Да и не только военные. Войско сильно силой народа, кормящего и вооружающее оное. А с этим дело обстояло… Честно скажу: проплывши по Днепру от Богородицка до Таванска так же, как десять лет назад, — пришел в черную меланхолию от запустения знакомых мест. Чума, поразившая сии земли в тридцать восьмом году, сгубила от трети до половины жителей; большинство уцелевших бежали в Малороссию, притащив и туда смертельное поветрие. Азовской губернии тоже досталось.
Слава Богу, ландмилиция сравнительно мало пострадала. Два полка, ближние к Днепру, испытали дыхание заразы. Остальные как-то спаслись. Когда созвал на обед тамошнее начальство и стал спрашивать о сем — седой, как лунь, полковник отвечал, что, дескать, молитвами.
— Степаныч, старый черт! — Отвечал я с неблагочестивым смехом. — Довольно ханжить. Нашим с тобой мольбам небеса не внемлют, ибо грехов на солдате — что на собаке блох! Али не так?! Мы ж целую вечность знакомы. С тех пор, как я тебя из капралов в унтера произвел.
— Ваше Высокопревосходительство, так ведь не мы одни, — и святые отцы за нас молитвы возносят…
— Спаси их за то Господь, — я перекрестился, — но давай-ка сойдем на грешную землю. Мне тут кое-кто уже порассказывал… Да и свой опыт есть: коли помнишь, мы с Румянцевым в двадцать пятом годе тоже чуму почти остановили. Тут ключ к успеху — методический порядок в соблюдении карантина, доходящий порою до жестокости. Однако ж, вы и в этом нас превзошли! Караулы по всем дорогам, конные патрули в степи — ну, такое обыкновенно и привычно. А вот стрелковые засады кто придумал? Кои любого, не по дороге едущего, встречают меткою пулей? Потом дострелят, шагов с десяти, а ближе не подойдут: оставят труп волкам, и даже грабить проезжего не станут.

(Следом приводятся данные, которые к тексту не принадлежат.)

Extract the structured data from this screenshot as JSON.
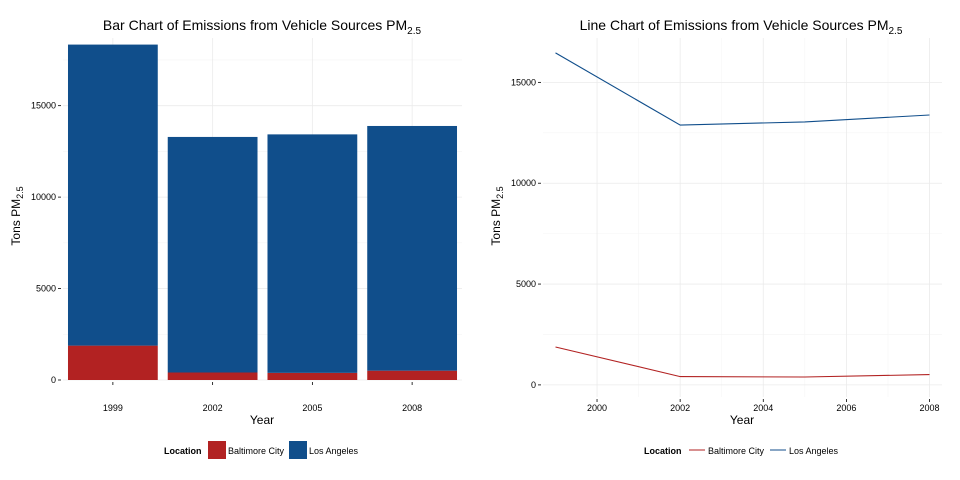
{
  "chart_data": [
    {
      "type": "bar",
      "stacked": true,
      "title": "Bar Chart of Emissions from Vehicle Sources PM",
      "title_subscript": "2.5",
      "xlabel": "Year",
      "ylabel": "Tons PM",
      "ylabel_subscript": "2.5",
      "categories": [
        "1999",
        "2002",
        "2005",
        "2008"
      ],
      "series": [
        {
          "name": "Baltimore City",
          "color": "#b22222",
          "values": [
            1880,
            410,
            390,
            510
          ]
        },
        {
          "name": "Los Angeles",
          "color": "#104e8b",
          "values": [
            16460,
            12880,
            13040,
            13380
          ]
        }
      ],
      "ylim": [
        0,
        18700
      ],
      "yticks": [
        0,
        5000,
        10000,
        15000
      ],
      "grid": true,
      "legend": {
        "title": "Location",
        "position": "bottom"
      }
    },
    {
      "type": "line",
      "title": "Line Chart of Emissions from Vehicle Sources PM",
      "title_subscript": "2.5",
      "xlabel": "Year",
      "ylabel": "Tons PM",
      "ylabel_subscript": "2.5",
      "x": [
        1999,
        2002,
        2005,
        2008
      ],
      "xlim": [
        1998.7,
        2008.3
      ],
      "xticks": [
        2000,
        2002,
        2004,
        2006,
        2008
      ],
      "series": [
        {
          "name": "Baltimore City",
          "color": "#b22222",
          "values": [
            1880,
            410,
            390,
            510
          ]
        },
        {
          "name": "Los Angeles",
          "color": "#104e8b",
          "values": [
            16460,
            12880,
            13040,
            13380
          ]
        }
      ],
      "ylim": [
        -600,
        17200
      ],
      "yticks": [
        0,
        5000,
        10000,
        15000
      ],
      "grid": true,
      "legend": {
        "title": "Location",
        "position": "bottom"
      }
    }
  ]
}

— Мы такого не приказывали, Ваше…
— Без чинов, сейчас не на службе.
— Слушаюсь, Александр Иваныч. Ежели такое и было, так самовольством или вовсе разбоем…

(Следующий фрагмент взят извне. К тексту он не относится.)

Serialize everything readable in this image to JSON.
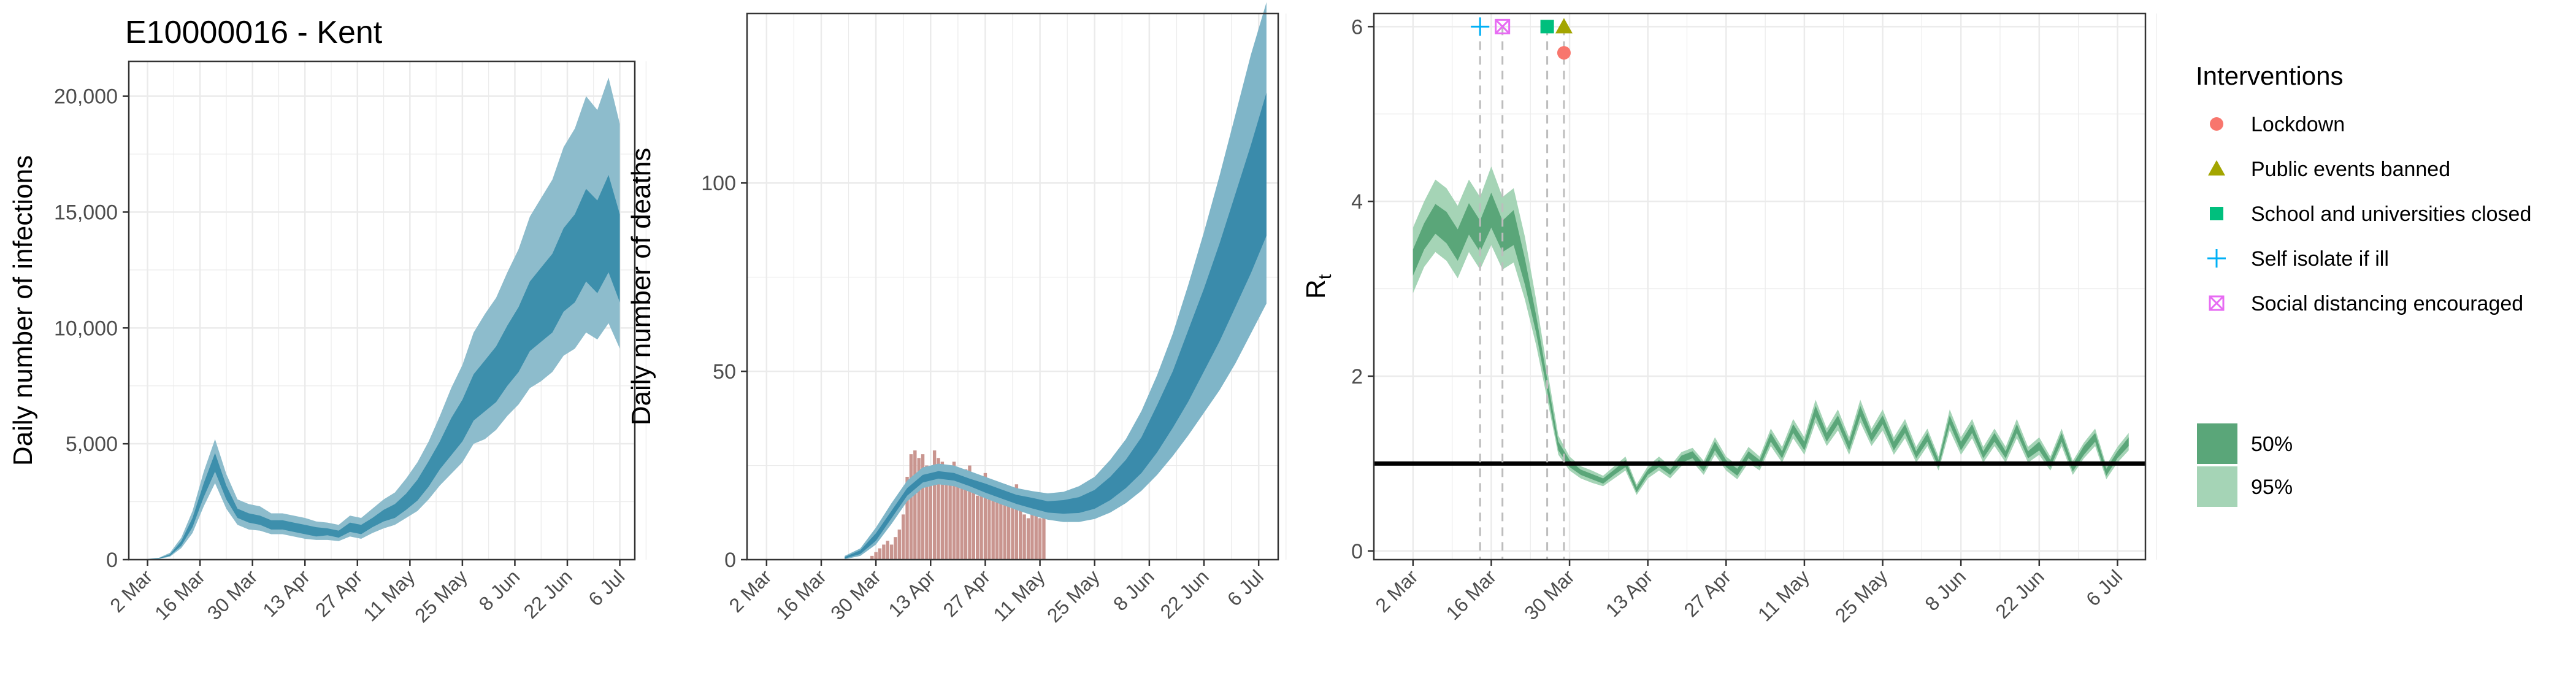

— Не-е-е, брат! Какой, ко псу, разбой?! Сам видел: обглоданный зверьми костяк, а кошель с медяками — рядом лежит! Сие зело удивительно. Как может патрулёр, убив прохожего, не пошарить в его походной сумке? Понятно, что поветрие; что принести заразу в собственный дом, жене и детям, страшно; да только что ж это за русский, коли не надеется на «авось»? И европейский наемник никакой не удержится; об азиятах смешно и говорить. Неужто никто не соблазнился?
— Ну, как же без греха: бывали остолопы. В Новобогородском полку…
— Значит, все же, было распоряжение засады ставить?
— Да нет, батюшка! Обычный разъездной патруль — споймали чужака, да и позарились на доброго коня и справную одежу. Путника убили, добро раздуванили. Дня три минуло — один из патрулёров захворал. За ним другой… Правду вызнали, только уж поздно оказалось. Треть новобогородцев от чумной заразы померла. Прохор Иртеньев, приятель мой еще по Тульскому полку… Тоже помер, но потом. Успел все рассказать. Говорил, как положено: издаля и против ветра. А то еще можно через пламя…
— Я знаю, как можно и как нельзя. Ты давай к делу, Степаныч.
— Так вот, из бывших в том патруле всех, кого зараза пощадила, аркебузировали. А семьи, опять же кто выжил, изгнали.
— Семьи-то зачем? Это верная смерть, в такое время.
— А чтобы гнилая кровь не множилась. Жестоко, Александр Иваныч? Ну, а чума — она помилует? Вот, с той поры и повелось: которые мимо карантина степью едут, тех стрелять безо всякого разговору. А кто пограбить труп наладится — свои же его рядышком и положат. Никто сего не приказывал, сам собой обычай установился… Да не так уж много и убили: земля, ведь она слухом полнится. Бродяги всякие, кои поветрие разносят, стали ландмилицкие земли десятой дорогой обходить.
— Стало быть, сие пошло не от начальства, хотя и при его непротивлении?
— Можно и так сказать. Когда народ сам, своею волей, карантинные правила сверх положенного строжит — зачем ему мешать?! Жить-то всем охота, начальству тоже…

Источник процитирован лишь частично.